Prof. Dr. Hartmut Lutz (Universität Greifswald): "'The Land is Deep in Time': Stories, Places, Immigrants and Indigeneity in Canada"
21.01.2013, 18:15 Uhr, U2/00.25
In his memoir Lake of the Prairies (2002) the Métis author Warren Cariou relates, how one day he realized that the land where he grew up is layered historically, is “deep in time”, and that the place had been inscribed by generations of people prior to the coming of immigrants. A fundamental difference between Indigenous people and immigrants in Canada rests on the historical dimension of their land-connectedness, which is constructed and transmitted in stories ranging from oral traditions to modern historiography and fiction. According to some Aboriginal philosophers, the land is also “a teacher”, and the stories produced in specific cultures convey the complex empirical knowledge necessary for survival in the most sustainable way. Immigrants bring their own stories, which construct their own specific cultural identities, but which are from “the Old Place” and therefore mismatched on “Turtle Island.” In Canada, multiculturalism encourages “Newcomers” to cling to and celebrate their own stories, potentially obstructing attempts to indigenize immigrant narratives or to read the depth of the Aboriginal presence in the land.
Hartmut Lutz is Professor emeritus in American Studies at the Ernst-Moritz-Arndt University Greifswald, where he established a research center for Canadian studies. He also taught at the universities of Osnabrück and Köln, and was a guest professor at twelve universities in the US, Canada, Norway, Denmark, Finland, Iceland, Poland and Spain. His awards include the Diefenbaker Price from the Canadian Government in 2003, and the Harris German-Dartmouth Distinguished Visiting Professorship in 2001.

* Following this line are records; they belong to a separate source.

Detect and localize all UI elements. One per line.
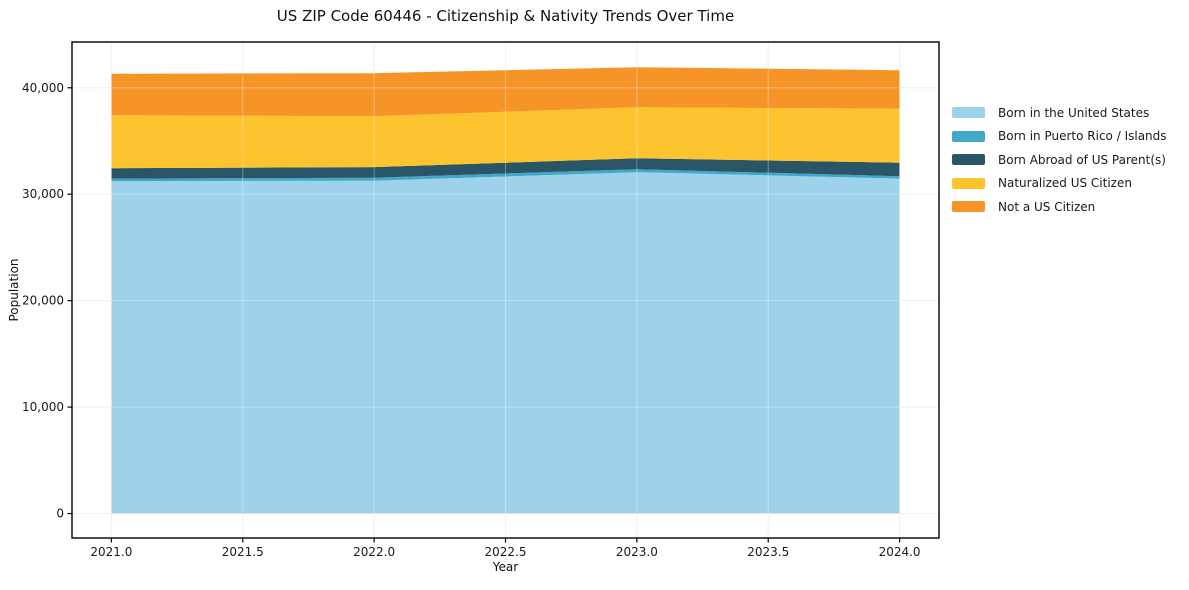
legend-label: Born in the United States (998, 105, 1150, 120)
x-tick-label: 2021.0 (90, 545, 132, 559)
legend-label: Not a US Citizen (998, 199, 1096, 214)
x-tick-label: 2021.5 (222, 545, 264, 559)
x-tick-label: 2022.0 (353, 545, 395, 559)
area-series (111, 67, 900, 117)
legend-item: Born Abroad of US Parent(s) (952, 148, 1167, 172)
x-tick-label: 2022.5 (485, 545, 527, 559)
legend-item: Not a US Citizen (952, 195, 1167, 219)
area-series (111, 158, 900, 179)
x-tick-label: 2024.0 (879, 545, 921, 559)
x-axis-label: Year (492, 560, 519, 574)
y-tick-label: 10,000 (22, 400, 64, 414)
legend-item: Naturalized US Citizen (952, 172, 1167, 196)
area-series (111, 169, 900, 182)
legend-swatch (952, 154, 985, 166)
area-series (111, 107, 900, 169)
legend-item: Born in Puerto Rico / Islands (952, 125, 1167, 149)
legend-swatch (952, 177, 985, 189)
legend-label: Born in Puerto Rico / Islands (998, 129, 1167, 144)
y-tick-label: 40,000 (22, 81, 64, 95)
x-tick-label: 2023.5 (747, 545, 789, 559)
legend-swatch (952, 107, 985, 119)
legend: Born in the United States Born in Puerto … (952, 101, 1167, 219)
legend-label: Naturalized US Citizen (998, 176, 1132, 191)
legend-swatch (952, 201, 985, 213)
legend-label: Born Abroad of US Parent(s) (998, 152, 1166, 167)
x-tick-label: 2023.0 (616, 545, 658, 559)
y-tick-label: 30,000 (22, 187, 64, 201)
y-tick-label: 0 (56, 507, 64, 521)
y-tick-label: 20,000 (22, 294, 64, 308)
legend-item: Born in the United States (952, 101, 1167, 125)
area-series (111, 172, 900, 514)
chart-title: US ZIP Code 60446 - Citizenship & Nativi… (276, 7, 735, 25)
legend-swatch (952, 130, 985, 142)
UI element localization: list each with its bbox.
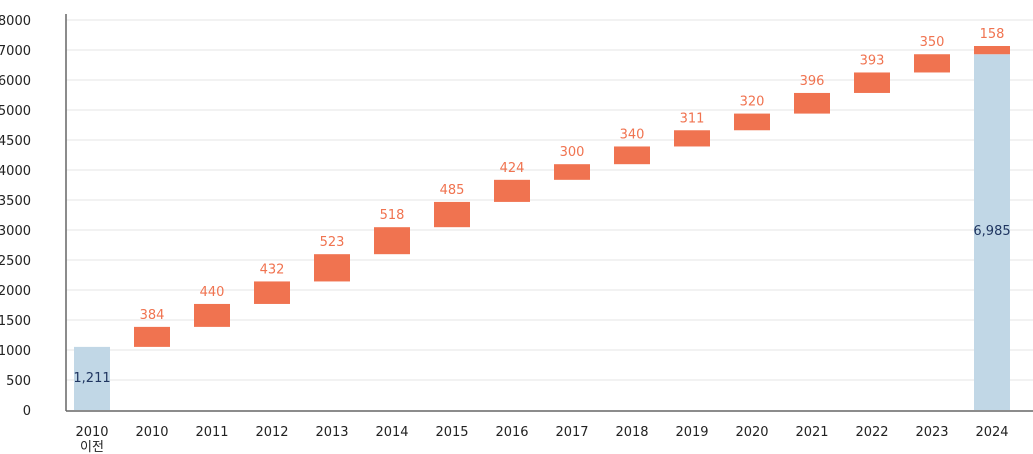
increment-bar (314, 254, 350, 282)
increment-value-label: 384 (140, 308, 165, 323)
base-value-label: 1,211 (73, 371, 110, 386)
x-tick-label-line: 2018 (615, 425, 648, 440)
increment-value-label: 340 (620, 127, 645, 142)
x-tick-label-line: 2020 (735, 425, 768, 440)
increment-value-label: 523 (320, 235, 345, 250)
increment-value-label: 518 (380, 208, 405, 223)
y-tick-label: 2000 (0, 284, 31, 299)
x-tick-label-line: 2014 (375, 425, 408, 440)
y-tick-label: 0 (23, 404, 31, 419)
increment-bar (134, 326, 170, 347)
y-tick-label: 5000 (0, 104, 31, 119)
increment-bar (374, 227, 410, 255)
x-tick-label: 2023 (915, 425, 948, 440)
y-tick-label: 3500 (0, 194, 31, 209)
x-tick-label-line: 2024 (975, 425, 1008, 440)
increment-bar (794, 92, 830, 114)
increment-bar (554, 164, 590, 180)
x-tick-label: 2018 (615, 425, 648, 440)
x-tick-label: 2011 (195, 425, 228, 440)
increment-value-label: 432 (260, 262, 285, 277)
x-tick-label: 2010 (135, 425, 168, 440)
y-tick-label: 1500 (0, 314, 31, 329)
increment-value-label: 485 (440, 183, 465, 198)
increment-bar (194, 303, 230, 327)
y-tick-label: 3000 (0, 224, 31, 239)
x-tick-label-line: 2012 (255, 425, 288, 440)
x-tick-label-line: 2022 (855, 425, 888, 440)
y-tick-label: 8000 (0, 14, 31, 29)
increment-value-label: 396 (800, 74, 825, 89)
y-tick-label: 7000 (0, 44, 31, 59)
y-tick-label: 2500 (0, 254, 31, 269)
x-tick-label: 2010 이전 (75, 425, 108, 454)
x-tick-label-line: 2017 (555, 425, 588, 440)
x-tick-label-line: 2021 (795, 425, 828, 440)
increment-bar (734, 113, 770, 131)
x-tick-label-line: 2011 (195, 425, 228, 440)
x-tick-label-line: 2015 (435, 425, 468, 440)
increment-value-label: 158 (980, 27, 1005, 42)
increment-bar (434, 201, 470, 228)
x-tick-label-line: 2010 (135, 425, 168, 440)
increment-bar (674, 130, 710, 147)
x-tick-label: 2019 (675, 425, 708, 440)
increment-bar (494, 179, 530, 202)
x-tick-label-line: 2023 (915, 425, 948, 440)
x-tick-label: 2020 (735, 425, 768, 440)
x-tick-label-line: 2016 (495, 425, 528, 440)
base-bar (74, 346, 110, 410)
increment-value-label: 311 (680, 111, 705, 126)
increment-bar (974, 46, 1010, 55)
total-value-label: 6,985 (973, 224, 1010, 239)
increment-bar (254, 281, 290, 304)
increment-value-label: 440 (200, 285, 225, 300)
y-tick-label: 500 (6, 374, 31, 389)
increment-bar (854, 72, 890, 93)
increment-value-label: 350 (920, 35, 945, 50)
increment-value-label: 393 (860, 53, 885, 68)
y-tick-label: 1000 (0, 344, 31, 359)
increment-bar (914, 54, 950, 73)
increment-value-label: 300 (560, 145, 585, 160)
y-tick-label: 6000 (0, 74, 31, 89)
x-tick-label-line: 2010 (75, 425, 108, 440)
x-tick-label: 2024 (975, 425, 1008, 440)
total-bar (974, 54, 1010, 410)
x-tick-label: 2013 (315, 425, 348, 440)
x-tick-label: 2016 (495, 425, 528, 440)
x-tick-label: 2015 (435, 425, 468, 440)
y-tick-label: 4500 (0, 134, 31, 149)
x-tick-label: 2017 (555, 425, 588, 440)
x-tick-label-line: 2019 (675, 425, 708, 440)
y-tick-label: 4000 (0, 164, 31, 179)
x-tick-label-line: 이전 (80, 440, 104, 454)
x-tick-label: 2021 (795, 425, 828, 440)
increment-value-label: 424 (500, 161, 525, 176)
x-tick-label: 2014 (375, 425, 408, 440)
increment-value-label: 320 (740, 95, 765, 110)
increment-bar (614, 146, 650, 165)
x-tick-label: 2012 (255, 425, 288, 440)
x-tick-label-line: 2013 (315, 425, 348, 440)
x-tick-label: 2022 (855, 425, 888, 440)
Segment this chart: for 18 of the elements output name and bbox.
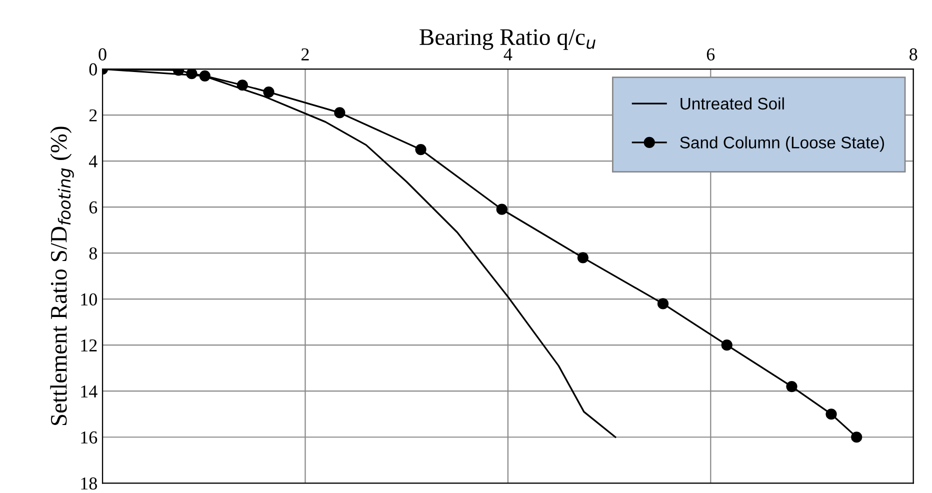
y-tick-label: 16 <box>81 431 98 444</box>
legend-label: Untreated Soil <box>680 97 784 110</box>
x-tick-label: 4 <box>504 48 512 60</box>
y-tick-label: 18 <box>81 477 97 490</box>
y-tick-label: 8 <box>89 247 97 260</box>
y-tick-label: 6 <box>89 201 98 214</box>
y-tick-label: 10 <box>81 293 97 306</box>
y-tick-label: 14 <box>81 385 98 398</box>
x-tick-label: 8 <box>910 48 918 60</box>
y-tick-label: 2 <box>89 109 97 122</box>
x-tick-label: 2 <box>302 48 309 60</box>
x-tick-label: 6 <box>706 48 715 60</box>
y-axis-title: Settlement Ratio S/D$_{footing}$ (%) <box>50 126 74 426</box>
legend-label: Sand Column (Loose State) <box>680 136 884 152</box>
y-tick-label: 4 <box>88 155 98 168</box>
x-tick-label: 0 <box>98 48 106 60</box>
y-tick-label: 0 <box>89 63 97 76</box>
y-tick-label: 12 <box>81 339 97 352</box>
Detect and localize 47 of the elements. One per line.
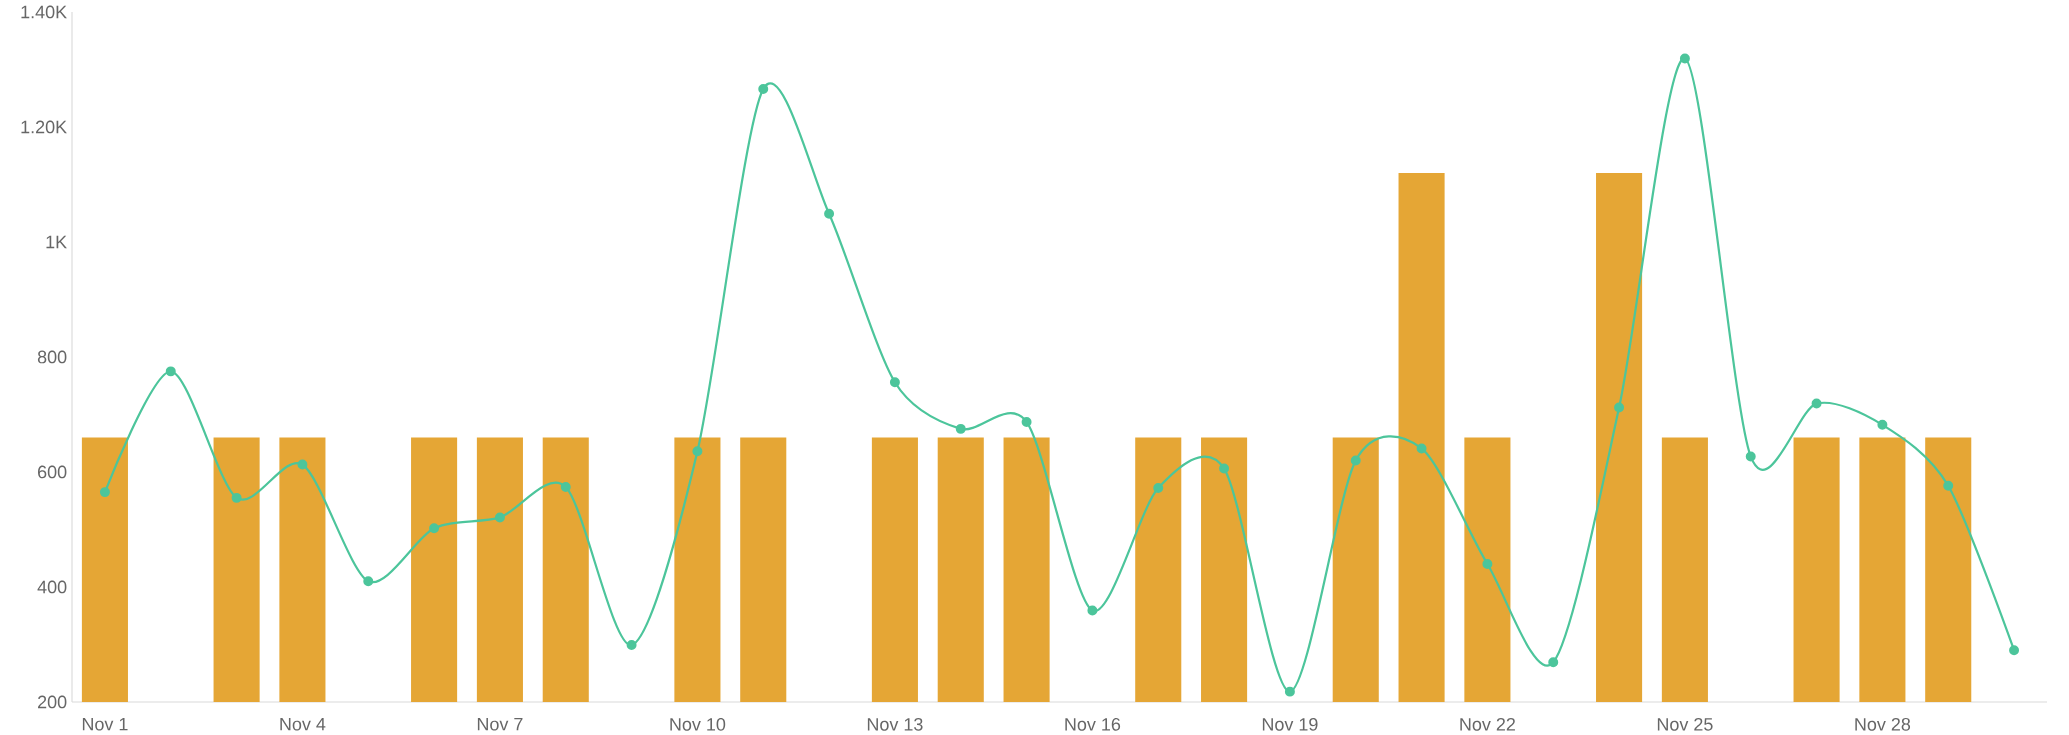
- point: [1416, 443, 1427, 454]
- point: [1219, 463, 1230, 474]
- y-tick-label: 1K: [46, 235, 67, 249]
- x-tick-label: Nov 28: [1855, 717, 1911, 731]
- point: [1679, 53, 1690, 64]
- point: [692, 446, 703, 457]
- point: [1811, 398, 1822, 409]
- x-tick-label: Nov 19: [1262, 717, 1318, 731]
- point: [560, 481, 571, 492]
- point: [1482, 558, 1493, 569]
- point: [99, 486, 110, 497]
- x-tick-label: Nov 1: [82, 717, 128, 731]
- point: [1877, 419, 1888, 430]
- point: [1548, 657, 1559, 668]
- point: [1943, 480, 1954, 491]
- point: [824, 208, 835, 219]
- point: [626, 639, 637, 650]
- point: [363, 576, 374, 587]
- y-tick-label: 800: [37, 350, 67, 364]
- point: [494, 512, 505, 523]
- x-tick-label: Nov 7: [477, 717, 523, 731]
- point: [231, 492, 242, 503]
- x-tick-label: Nov 4: [280, 717, 326, 731]
- point: [165, 366, 176, 377]
- point: [1087, 605, 1098, 616]
- point: [2009, 645, 2020, 656]
- point: [429, 523, 440, 534]
- y-tick-label: 1.40K: [21, 5, 67, 19]
- point: [758, 83, 769, 94]
- x-tick-label: Nov 13: [867, 717, 923, 731]
- point: [1021, 416, 1032, 427]
- point: [297, 459, 308, 470]
- point: [1350, 455, 1361, 466]
- x-tick-label: Nov 16: [1065, 717, 1121, 731]
- x-tick-label: Nov 10: [670, 717, 726, 731]
- point: [1153, 482, 1164, 493]
- y-tick-label: 200: [38, 695, 67, 709]
- point: [1614, 402, 1625, 413]
- point: [955, 423, 966, 434]
- point: [1745, 451, 1756, 462]
- y-tick-label: 600: [38, 465, 67, 479]
- point: [889, 377, 900, 388]
- y-tick-label: 1.20K: [21, 120, 67, 134]
- x-tick-label: Nov 25: [1657, 717, 1713, 731]
- point: [1284, 686, 1295, 697]
- y-tick-label: 400: [37, 580, 67, 594]
- x-tick-label: Nov 22: [1460, 717, 1515, 731]
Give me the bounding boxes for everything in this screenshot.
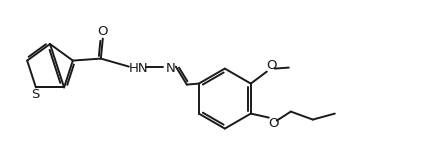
Text: O: O	[267, 59, 277, 72]
Text: N: N	[166, 62, 176, 75]
Text: O: O	[98, 25, 108, 38]
Text: S: S	[31, 88, 39, 101]
Text: O: O	[269, 117, 279, 130]
Text: HN: HN	[129, 62, 149, 75]
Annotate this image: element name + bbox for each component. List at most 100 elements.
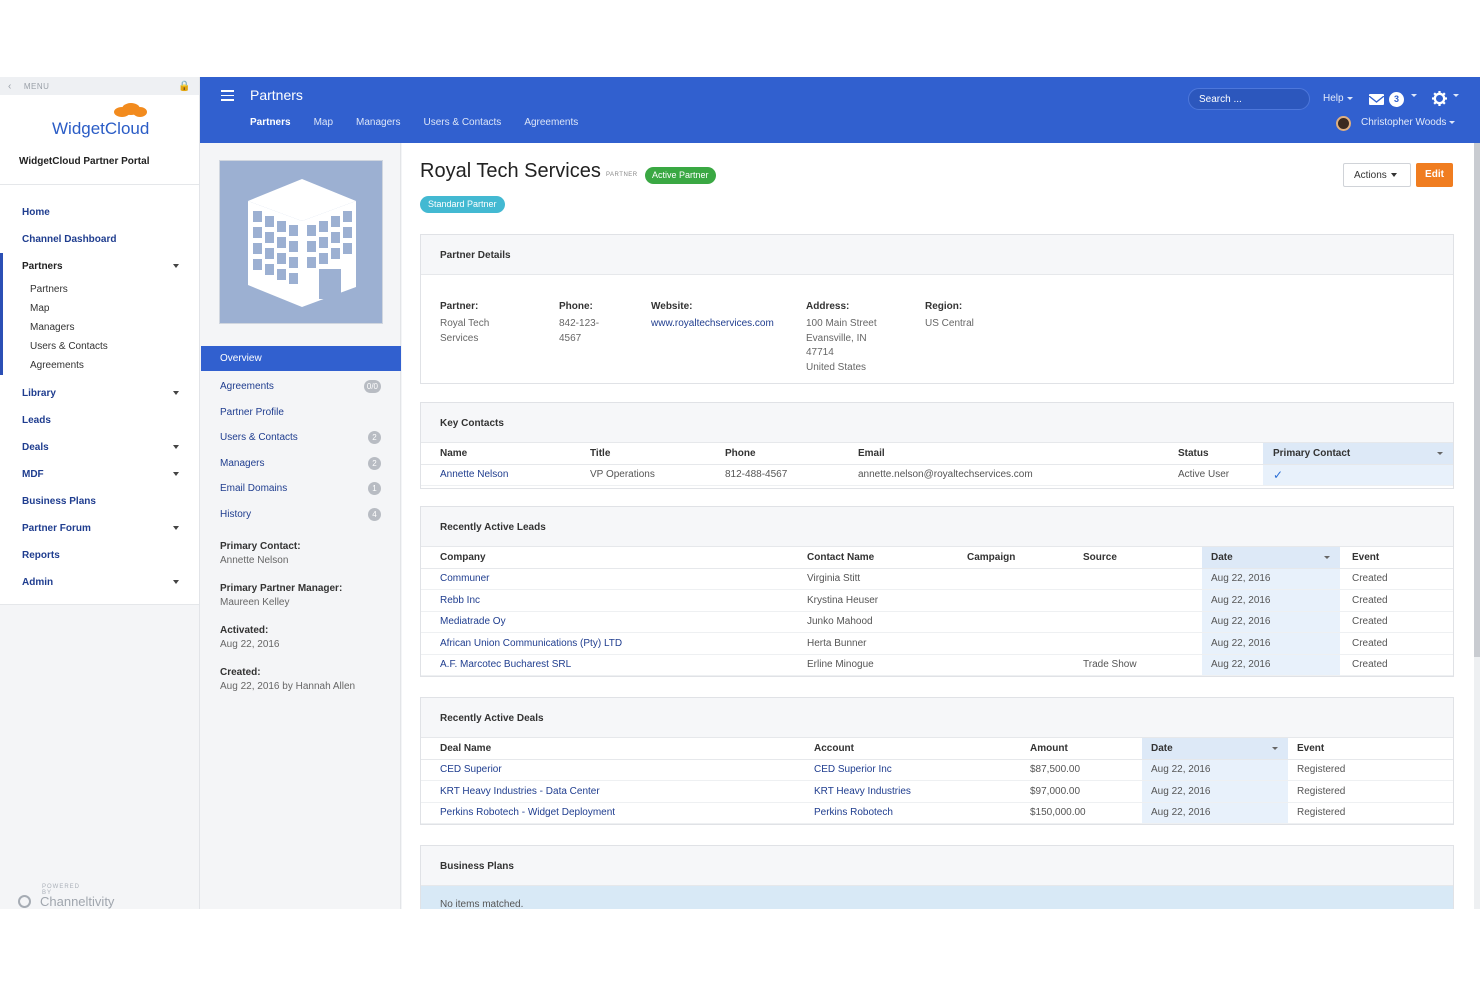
column-header[interactable]: Campaign	[948, 547, 1064, 569]
nav-sub-users-contacts[interactable]: Users & Contacts	[30, 341, 108, 352]
powered-by-name[interactable]: Channeltivity	[40, 894, 115, 909]
table-cell: Aug 22, 2016	[1202, 589, 1340, 612]
nav-sub-agreements[interactable]: Agreements	[30, 360, 84, 371]
column-header-sorted[interactable]: Date	[1202, 547, 1340, 569]
nav-reports[interactable]: Reports	[22, 550, 60, 561]
mail-icon[interactable]	[1368, 94, 1385, 105]
column-header[interactable]: Name	[421, 443, 571, 465]
field-label: Website:	[651, 301, 693, 312]
side-agreements[interactable]: Agreements 0/0	[201, 374, 401, 400]
primary-contact-value: Annette Nelson	[220, 555, 289, 566]
user-menu[interactable]: Christopher Woods	[1361, 117, 1456, 128]
hamburger-icon[interactable]	[221, 90, 234, 104]
contact-name-link[interactable]: Annette Nelson	[421, 464, 571, 486]
nav-leads[interactable]: Leads	[22, 415, 51, 426]
tab-partners[interactable]: Partners	[250, 117, 291, 128]
nav-admin[interactable]: Admin	[0, 569, 199, 596]
avatar[interactable]	[1336, 116, 1351, 131]
deal-name-link[interactable]: CED Superior	[421, 759, 795, 781]
help-menu[interactable]: Help	[1323, 93, 1353, 104]
checkmark-icon: ✓	[1273, 467, 1284, 482]
column-header[interactable]: Phone	[706, 443, 839, 465]
lock-icon[interactable]: 🔒	[178, 80, 191, 92]
nav-home[interactable]: Home	[22, 207, 50, 218]
column-header[interactable]: Company	[421, 547, 788, 569]
company-link[interactable]: Communer	[421, 568, 788, 590]
menu-bar: ‹ MENU 🔒	[0, 77, 199, 95]
company-link[interactable]: Mediatrade Oy	[421, 611, 788, 633]
company-link[interactable]: A.F. Marcotec Bucharest SRL	[421, 654, 788, 676]
edit-button[interactable]: Edit	[1416, 163, 1453, 187]
nav-business-plans[interactable]: Business Plans	[22, 496, 96, 507]
table-row: CED Superior CED Superior Inc $87,500.00…	[421, 759, 1453, 781]
side-item-label: Users & Contacts	[220, 432, 298, 444]
account-link[interactable]: CED Superior Inc	[795, 759, 1011, 781]
nav-sub-map[interactable]: Map	[30, 303, 50, 314]
table-cell: Krystina Heuser	[788, 589, 948, 612]
nav-sub-partners[interactable]: Partners	[30, 284, 68, 295]
side-item-label: Agreements	[220, 381, 274, 393]
column-header-sorted[interactable]: Date	[1142, 738, 1288, 760]
column-header-sorted[interactable]: Primary Contact	[1263, 443, 1453, 465]
side-history[interactable]: History 4	[201, 502, 401, 528]
search-input[interactable]: Search ...	[1188, 88, 1310, 110]
nav-sub-managers[interactable]: Managers	[30, 322, 75, 333]
deal-name-link[interactable]: KRT Heavy Industries - Data Center	[421, 780, 795, 803]
column-header[interactable]: Email	[839, 443, 1159, 465]
website-link[interactable]: www.royaltechservices.com	[651, 318, 774, 329]
account-link[interactable]: KRT Heavy Industries	[795, 780, 1011, 803]
side-managers[interactable]: Managers 2	[201, 451, 401, 477]
header-tabs: Partners Map Managers Users & Contacts A…	[250, 117, 601, 128]
column-header[interactable]: Account	[795, 738, 1011, 760]
table-cell: Aug 22, 2016	[1202, 654, 1340, 676]
nav-mdf[interactable]: MDF	[0, 461, 199, 488]
table-cell	[1064, 611, 1202, 633]
side-partner-profile[interactable]: Partner Profile	[201, 400, 401, 426]
nav-channel-dashboard[interactable]: Channel Dashboard	[22, 234, 117, 245]
nav-admin-label: Admin	[22, 577, 54, 588]
tab-agreements[interactable]: Agreements	[524, 117, 579, 128]
table-cell: Created	[1340, 568, 1453, 590]
caret-down-icon	[173, 526, 179, 530]
table-cell: Registered	[1288, 802, 1453, 824]
partner-name: Royal Tech Services	[420, 160, 601, 182]
nav-partners-group: Partners Partners Map Managers Users & C…	[0, 253, 199, 375]
chevron-left-icon[interactable]: ‹	[8, 80, 12, 92]
nav-deals[interactable]: Deals	[0, 434, 199, 461]
column-header[interactable]: Contact Name	[788, 547, 948, 569]
gear-icon[interactable]	[1432, 91, 1447, 106]
side-users-contacts[interactable]: Users & Contacts 2	[201, 425, 401, 451]
manager-value: Maureen Kelley	[220, 597, 290, 608]
column-header[interactable]: Source	[1064, 547, 1202, 569]
nav-partner-forum[interactable]: Partner Forum	[0, 515, 199, 542]
nav-library[interactable]: Library	[0, 380, 199, 407]
created-value: Aug 22, 2016 by Hannah Allen	[220, 681, 356, 692]
company-link[interactable]: African Union Communications (Pty) LTD	[421, 632, 788, 655]
tab-map[interactable]: Map	[313, 117, 334, 128]
table-cell: $97,000.00	[1011, 780, 1142, 803]
column-header[interactable]: Amount	[1011, 738, 1142, 760]
table-cell: Created	[1340, 632, 1453, 655]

Hartmut Lutz’s research interests focus on Canadian Aboriginal literatures and German perceptions of North American aboriginal cultures. He is the author of five monographs, including Approaches: Essays in Native American Studies and Literatures (Wißner, 2002) and Contemporary Challenges: Conversations with Canadian Native Authors (Fifth House, 1991), and the editor of twelve volumes of essays and fiction, including The Diary of Abraham Ulrikab (University of Ottawa Press, 2005), translated and annotated with students of the University Greifswald, Beatrice Culleton’s Halbblut: Das Mädchen April Raintree (Peter Hammer, 1994), and Joseph Bruchac’s Langes Gedächtnis und andere Gedichte (Wurf, 1989).